Creating buckets using the UI and controller REST API

The controller REST API provides the ability to create buckets. This functionality is leveraged by the Create Bucket service provided in the ViPR UI service catalog. Creating buckets from the ViPR UI is useful where you want a simple bucket creation mechanism to support the use of object ingestion, or you want to create a bucket for using with Hadoop HDFS (with simple security).
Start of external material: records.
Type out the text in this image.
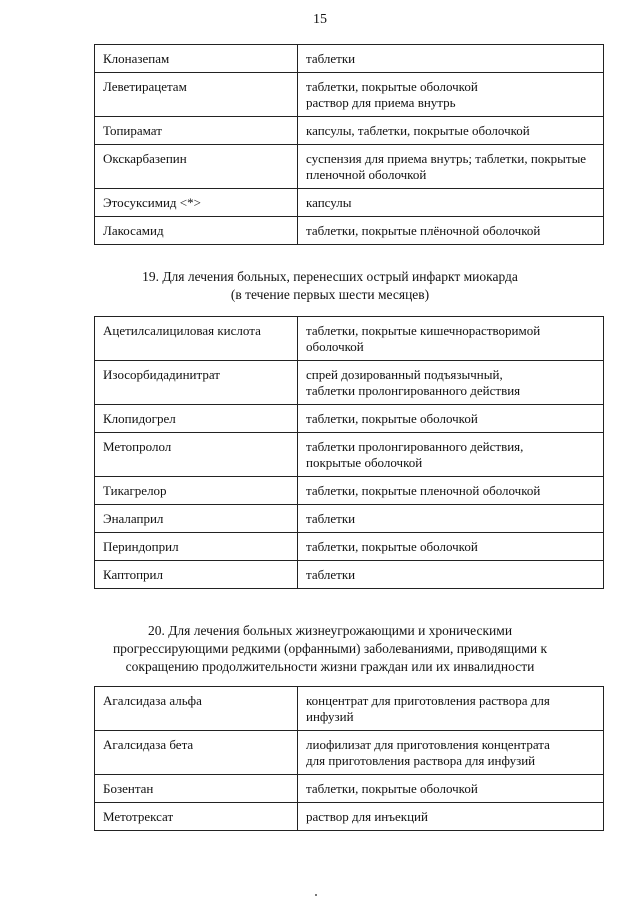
15
Клоназепам	таблетки
Леветирацетам	таблетки, покрытые оболочкой
раствор для приема внутрь
Топирамат	капсулы, таблетки, покрытые оболочкой
Окскарбазепин	суспензия для приема внутрь; таблетки, покрытые пленочной оболочкой
Этосуксимид <*>	капсулы
Лакосамид	таблетки, покрытые плёночной оболочкой
19. Для лечения больных, перенесших острый инфаркт миокарда
(в течение первых шести месяцев)
Ацетилсалициловая кислота	таблетки, покрытые кишечнорастворимой оболочкой
Изосорбидадинитрат	спрей дозированный подъязычный,
таблетки пролонгированного действия
Клопидогрел	таблетки, покрытые оболочкой
Метопролол	таблетки пролонгированного действия,
покрытые оболочкой
Тикагрелор	таблетки, покрытые пленочной оболочкой
Эналаприл	таблетки
Периндоприл	таблетки, покрытые оболочкой
Каптоприл	таблетки
20. Для лечения больных жизнеугрожающими и хроническими
прогрессирующими редкими (орфанными) заболеваниями, приводящими к
сокращению продолжительности жизни граждан или их инвалидности
Агалсидаза альфа	концентрат для приготовления раствора для инфузий
Агалсидаза бета	лиофилизат для приготовления концентрата
для приготовления раствора для инфузий
Бозентан	таблетки, покрытые оболочкой
Метотрексат	раствор для инъекций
The following topics describe the use of ViPR UI and REST API to create buckets:
Back to Top

Create bucket for Data Services from the UI

The ViPR UI provides a service for creating buckets within a specified object virtual pool.

Before you begin

  • Data Services must have been configured and at least one object virtual pool must have been created and must have a data store assigned in which to create the bucket.
  • In this procedure a bucket must be assigned to a project. For a user to be able to assign a bucket to the default project, a default project must have been configured by a Tenant Administrator.

Procedure

  1. Select User > Service Catalog > Data Services > Create Bucket for Data Services.
  2. Enter a name for the bucket that will be created.
  3. Select the virtual pool in which to create the bucket.
  4. Select the project to which the bucket should be assigned or select the default project that has been assigned.
    You will be offered projects to which you have been assigned and the default project selection.
  5. If you want to enable the bucket to support HDFS access, select the Enable File System Support checkbox.
  6. Select Order to start creation.
Back to Top

Create a bucket using the ViPR Controller REST API

The ViPR Controller REST API provides methods for performing object storage configuration, including creating buckets.

Before you begin

  • ViPR object storage must have been configured using data services nodes or commodity nodes.
  • Object storage must have at least one object virtual pool which is backed by one or more virtual arrays.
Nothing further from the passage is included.